La decisión de mantener en Buenos Aires la sede del poder nacional añadía un


elemento crucial a la república fuerte. Las ambiciones del gobierno nacional,
pretendido centro del sistema federal, donde el presidente comandaba un ejército de
alrededor de 15.000 hombres, eran restringidas por una periferia formada por
Buenos Aires, Entre Ríos y Santiago del Estero. Esas provincias ejercían una
libertad negativa con respecto al gobierno nacional frenando la intervención federal,
que imperaba en todas partes, gracias a su poder militar y económico. Sarmiento
encarnó esa ambición y desmanteló el poder de Santiago del Estero y Entre Ríos. En
1874 dejó la presidencia con casi toda la tarea realizada. Una a una habían caído las
resistencias del primitivo federalismo.
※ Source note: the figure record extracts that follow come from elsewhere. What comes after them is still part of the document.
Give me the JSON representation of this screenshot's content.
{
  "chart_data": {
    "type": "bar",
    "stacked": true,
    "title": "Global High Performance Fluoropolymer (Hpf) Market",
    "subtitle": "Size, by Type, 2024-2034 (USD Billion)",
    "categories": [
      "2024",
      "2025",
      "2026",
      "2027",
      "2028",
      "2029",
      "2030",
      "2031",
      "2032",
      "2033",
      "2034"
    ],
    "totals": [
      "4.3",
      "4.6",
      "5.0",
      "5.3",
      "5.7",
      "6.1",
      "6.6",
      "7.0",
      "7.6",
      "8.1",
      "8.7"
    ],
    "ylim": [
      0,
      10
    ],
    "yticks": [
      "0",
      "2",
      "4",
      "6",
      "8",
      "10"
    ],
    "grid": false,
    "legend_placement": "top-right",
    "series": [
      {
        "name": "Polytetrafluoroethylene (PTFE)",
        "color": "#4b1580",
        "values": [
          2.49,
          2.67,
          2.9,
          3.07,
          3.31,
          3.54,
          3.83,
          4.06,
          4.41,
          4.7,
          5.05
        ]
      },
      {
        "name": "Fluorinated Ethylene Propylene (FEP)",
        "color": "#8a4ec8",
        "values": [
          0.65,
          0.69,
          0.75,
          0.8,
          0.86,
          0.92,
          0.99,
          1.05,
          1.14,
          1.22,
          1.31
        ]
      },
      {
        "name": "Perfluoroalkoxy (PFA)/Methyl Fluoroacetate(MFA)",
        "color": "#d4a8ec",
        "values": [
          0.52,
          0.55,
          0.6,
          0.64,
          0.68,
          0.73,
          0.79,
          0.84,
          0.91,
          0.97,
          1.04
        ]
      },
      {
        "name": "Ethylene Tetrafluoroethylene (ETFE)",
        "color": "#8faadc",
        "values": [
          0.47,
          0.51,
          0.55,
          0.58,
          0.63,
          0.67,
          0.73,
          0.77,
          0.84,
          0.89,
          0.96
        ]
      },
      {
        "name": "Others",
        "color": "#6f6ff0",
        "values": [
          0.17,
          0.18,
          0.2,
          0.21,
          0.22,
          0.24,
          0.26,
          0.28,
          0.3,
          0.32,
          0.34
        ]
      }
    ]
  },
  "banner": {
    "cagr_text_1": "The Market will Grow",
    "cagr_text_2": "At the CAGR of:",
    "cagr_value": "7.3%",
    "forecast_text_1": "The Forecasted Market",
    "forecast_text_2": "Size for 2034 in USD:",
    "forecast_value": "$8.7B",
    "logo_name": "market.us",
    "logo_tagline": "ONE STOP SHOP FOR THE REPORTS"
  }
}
Solo quedaba la más poderosa: Buenos Aires.
El acertijo parecía resuelto. Mientras, según la definición de Alberdi, coexistía
en la ciudad una autoridad aparente que de general tenía apenas el nombre, con el
leviatán que capturaba la riqueza, Mitre y Sarmiento habían formado pacientemente,
entre esa agobiante escasez, el núcleo del futuro poder nacional. Eran ellos los
padres de la centralización: representaban el papel opuesto del que les atribuía
Alberdi. Esas autoridades que permanecían en la ciudad no derrotaban con el
ejército a las milicias provinciales para dar tributo a Buenos Aires, sino para crear
las condiciones que, más tarde, habrán de favorecer su conquista definitiva. El
heterogéneo sistema de 1861, compuesto por un gobierno nacional débil, sujeto a la
resistencia de provincias fuertes, se había convertido en una balanza entre dos
poderes -nación contra Buenos Aires- dotados de recursos semejantes.
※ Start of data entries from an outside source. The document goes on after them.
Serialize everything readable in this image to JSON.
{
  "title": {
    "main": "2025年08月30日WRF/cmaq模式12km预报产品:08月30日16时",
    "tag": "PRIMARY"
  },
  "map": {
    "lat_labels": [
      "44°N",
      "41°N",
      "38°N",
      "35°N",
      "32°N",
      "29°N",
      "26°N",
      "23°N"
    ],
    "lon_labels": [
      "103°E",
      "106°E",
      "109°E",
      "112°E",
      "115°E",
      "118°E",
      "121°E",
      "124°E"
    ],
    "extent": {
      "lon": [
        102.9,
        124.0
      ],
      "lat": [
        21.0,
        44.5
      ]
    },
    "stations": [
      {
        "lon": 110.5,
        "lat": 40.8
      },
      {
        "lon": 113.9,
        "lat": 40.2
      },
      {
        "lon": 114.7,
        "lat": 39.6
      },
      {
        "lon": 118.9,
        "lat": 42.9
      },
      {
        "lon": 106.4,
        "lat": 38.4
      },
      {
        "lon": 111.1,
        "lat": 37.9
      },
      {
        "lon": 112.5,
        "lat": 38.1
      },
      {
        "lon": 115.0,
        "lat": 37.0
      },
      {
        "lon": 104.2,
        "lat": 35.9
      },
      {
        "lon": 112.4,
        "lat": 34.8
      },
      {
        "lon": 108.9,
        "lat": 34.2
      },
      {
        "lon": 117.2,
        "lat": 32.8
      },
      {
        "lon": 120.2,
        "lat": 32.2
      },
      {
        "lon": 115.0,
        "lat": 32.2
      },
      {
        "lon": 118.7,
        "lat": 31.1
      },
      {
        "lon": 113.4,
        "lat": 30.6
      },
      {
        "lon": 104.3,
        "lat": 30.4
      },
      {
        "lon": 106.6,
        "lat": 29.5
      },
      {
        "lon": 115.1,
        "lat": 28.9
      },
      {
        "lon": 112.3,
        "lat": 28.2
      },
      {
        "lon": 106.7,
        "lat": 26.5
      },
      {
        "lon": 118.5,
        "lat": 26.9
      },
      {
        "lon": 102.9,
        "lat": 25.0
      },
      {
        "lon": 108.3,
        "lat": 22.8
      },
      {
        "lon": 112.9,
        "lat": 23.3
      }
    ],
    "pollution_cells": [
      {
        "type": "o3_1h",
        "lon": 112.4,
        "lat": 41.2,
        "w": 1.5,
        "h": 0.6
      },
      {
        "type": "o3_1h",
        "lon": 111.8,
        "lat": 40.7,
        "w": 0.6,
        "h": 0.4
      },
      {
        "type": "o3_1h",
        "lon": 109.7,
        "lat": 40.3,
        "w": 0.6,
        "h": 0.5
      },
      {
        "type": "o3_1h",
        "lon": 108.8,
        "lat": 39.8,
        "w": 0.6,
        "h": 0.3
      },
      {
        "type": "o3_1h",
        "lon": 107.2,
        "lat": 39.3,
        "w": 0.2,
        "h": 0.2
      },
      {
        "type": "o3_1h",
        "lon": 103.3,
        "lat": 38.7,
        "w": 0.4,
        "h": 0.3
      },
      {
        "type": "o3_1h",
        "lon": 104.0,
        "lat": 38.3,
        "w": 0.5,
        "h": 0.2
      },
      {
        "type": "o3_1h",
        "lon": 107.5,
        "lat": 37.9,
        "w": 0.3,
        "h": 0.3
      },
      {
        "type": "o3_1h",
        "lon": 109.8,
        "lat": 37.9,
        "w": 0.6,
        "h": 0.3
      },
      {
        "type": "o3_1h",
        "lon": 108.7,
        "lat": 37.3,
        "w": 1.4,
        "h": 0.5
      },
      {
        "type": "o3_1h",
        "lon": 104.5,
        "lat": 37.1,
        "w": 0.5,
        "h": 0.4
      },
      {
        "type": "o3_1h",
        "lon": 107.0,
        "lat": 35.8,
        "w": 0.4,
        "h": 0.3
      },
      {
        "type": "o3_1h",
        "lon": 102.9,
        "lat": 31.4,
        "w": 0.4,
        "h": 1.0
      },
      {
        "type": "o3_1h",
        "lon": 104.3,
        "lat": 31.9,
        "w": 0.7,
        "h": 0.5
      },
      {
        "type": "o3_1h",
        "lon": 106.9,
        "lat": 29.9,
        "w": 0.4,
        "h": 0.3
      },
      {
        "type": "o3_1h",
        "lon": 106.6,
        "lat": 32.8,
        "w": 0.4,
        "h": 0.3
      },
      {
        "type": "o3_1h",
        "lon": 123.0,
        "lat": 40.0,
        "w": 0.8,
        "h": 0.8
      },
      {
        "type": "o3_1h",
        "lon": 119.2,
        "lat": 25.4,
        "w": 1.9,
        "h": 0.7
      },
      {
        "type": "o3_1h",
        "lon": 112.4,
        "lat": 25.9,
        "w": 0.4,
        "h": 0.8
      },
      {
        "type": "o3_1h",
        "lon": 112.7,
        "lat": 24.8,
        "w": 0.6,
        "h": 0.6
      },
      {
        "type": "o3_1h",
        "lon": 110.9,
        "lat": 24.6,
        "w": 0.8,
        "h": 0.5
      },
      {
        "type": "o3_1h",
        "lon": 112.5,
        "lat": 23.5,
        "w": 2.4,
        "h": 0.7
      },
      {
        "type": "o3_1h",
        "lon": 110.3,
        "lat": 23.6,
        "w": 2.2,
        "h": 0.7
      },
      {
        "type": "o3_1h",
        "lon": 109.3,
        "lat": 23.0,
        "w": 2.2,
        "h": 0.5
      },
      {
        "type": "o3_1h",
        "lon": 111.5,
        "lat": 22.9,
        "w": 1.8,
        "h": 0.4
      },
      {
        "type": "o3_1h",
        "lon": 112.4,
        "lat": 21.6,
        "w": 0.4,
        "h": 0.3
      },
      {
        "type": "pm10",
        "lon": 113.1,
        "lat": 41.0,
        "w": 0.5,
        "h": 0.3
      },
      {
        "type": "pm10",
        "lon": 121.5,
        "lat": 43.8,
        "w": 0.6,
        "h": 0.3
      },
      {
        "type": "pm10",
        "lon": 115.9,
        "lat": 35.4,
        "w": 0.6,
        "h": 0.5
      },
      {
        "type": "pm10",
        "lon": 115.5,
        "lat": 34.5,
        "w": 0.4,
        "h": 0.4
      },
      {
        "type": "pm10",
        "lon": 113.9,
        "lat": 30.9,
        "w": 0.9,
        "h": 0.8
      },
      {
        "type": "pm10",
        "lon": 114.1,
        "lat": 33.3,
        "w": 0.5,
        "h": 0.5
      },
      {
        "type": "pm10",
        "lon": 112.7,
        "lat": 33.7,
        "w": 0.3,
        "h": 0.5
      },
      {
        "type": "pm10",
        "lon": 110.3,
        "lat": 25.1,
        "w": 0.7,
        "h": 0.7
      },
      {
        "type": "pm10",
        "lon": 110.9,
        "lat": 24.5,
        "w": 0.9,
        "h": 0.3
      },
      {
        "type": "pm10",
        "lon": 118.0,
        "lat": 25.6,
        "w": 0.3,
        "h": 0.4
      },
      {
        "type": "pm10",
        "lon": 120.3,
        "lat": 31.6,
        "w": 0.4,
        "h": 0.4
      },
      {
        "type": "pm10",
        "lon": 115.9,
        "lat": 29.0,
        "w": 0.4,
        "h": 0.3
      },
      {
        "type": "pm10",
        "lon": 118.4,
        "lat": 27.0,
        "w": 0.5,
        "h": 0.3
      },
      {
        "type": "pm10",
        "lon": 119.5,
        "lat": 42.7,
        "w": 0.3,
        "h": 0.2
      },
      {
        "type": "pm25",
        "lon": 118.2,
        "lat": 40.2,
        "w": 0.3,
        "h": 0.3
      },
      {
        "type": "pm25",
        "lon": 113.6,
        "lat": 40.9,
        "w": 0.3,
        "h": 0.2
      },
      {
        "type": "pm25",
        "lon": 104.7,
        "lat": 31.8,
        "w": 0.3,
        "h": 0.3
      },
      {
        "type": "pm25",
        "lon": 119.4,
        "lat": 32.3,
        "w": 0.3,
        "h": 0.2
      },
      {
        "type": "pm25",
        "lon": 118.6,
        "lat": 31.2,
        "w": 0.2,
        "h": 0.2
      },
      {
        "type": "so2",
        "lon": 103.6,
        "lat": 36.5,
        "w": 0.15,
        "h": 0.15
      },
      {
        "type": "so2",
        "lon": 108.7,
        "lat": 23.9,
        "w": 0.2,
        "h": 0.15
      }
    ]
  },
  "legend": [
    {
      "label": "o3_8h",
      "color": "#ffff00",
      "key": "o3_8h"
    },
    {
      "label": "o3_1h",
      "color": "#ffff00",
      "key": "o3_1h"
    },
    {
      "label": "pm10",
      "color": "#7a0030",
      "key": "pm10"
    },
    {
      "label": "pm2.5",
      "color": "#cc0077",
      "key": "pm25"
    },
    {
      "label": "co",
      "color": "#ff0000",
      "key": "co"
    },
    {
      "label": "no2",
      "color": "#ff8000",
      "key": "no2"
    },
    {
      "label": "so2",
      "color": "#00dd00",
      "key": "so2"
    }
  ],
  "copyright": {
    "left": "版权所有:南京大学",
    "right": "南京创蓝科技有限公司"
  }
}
Extrañamente, contra las fervorosas convicciones de Sarmiento, renacía la
centralización colonial oculta tras los poderes de la república fuerte. Porque el
federalismo argentino no se consolidaba por medios asociativos -como lo enseñaba
la teoría- sino que crecía y maduraba por incorporación. Y por ello ese proceso tenía
como mira una ciudad que, a la postre, sería cabecera indiscutible del orden político.
Desde ese sitio defendido con porfía, aun a riesgo de soportar un impredecible
conflicto con la provincia, Sarmiento derrotó a la guerra civil. Así sucumbía el
federalismo primitivo para abrir paso a un federalismo hegemónico. Entre ambos
extremos, Sarmiento no pudo legitimar una fórmula federal que conciliara en paz el
orden general con la autonomía particular, pero logró desbrozar el terreno para
erradicar esa contienda endémica.
Faltaba el último capítulo. Derrotada Buenos Aires, federalizada la ciudad, el
poder reaparecería con otro signo al servicio de la república entera. En eso estaban
de acuerdo Alberdi y Sarmiento. ¿Qué decir en cambio de esa carrera en cuyo
transcurso las resistencias locales, luego de la derrota militar, se habían incorporado
como partes subordinadas al poder nacional? ¿Acaso no era análoga esa empresa a
la construcción de un pequeño imperio en escenario republicano?: una ciudad de
antiguo régimen que en setenta años de guerra civil recupera su poder como sede
indiscutible del gobierno nacional. Preguntas de fin de siglo para los dos
legisladores a medida que el poder se consolidaba y sus vidas marchaban al ocaso.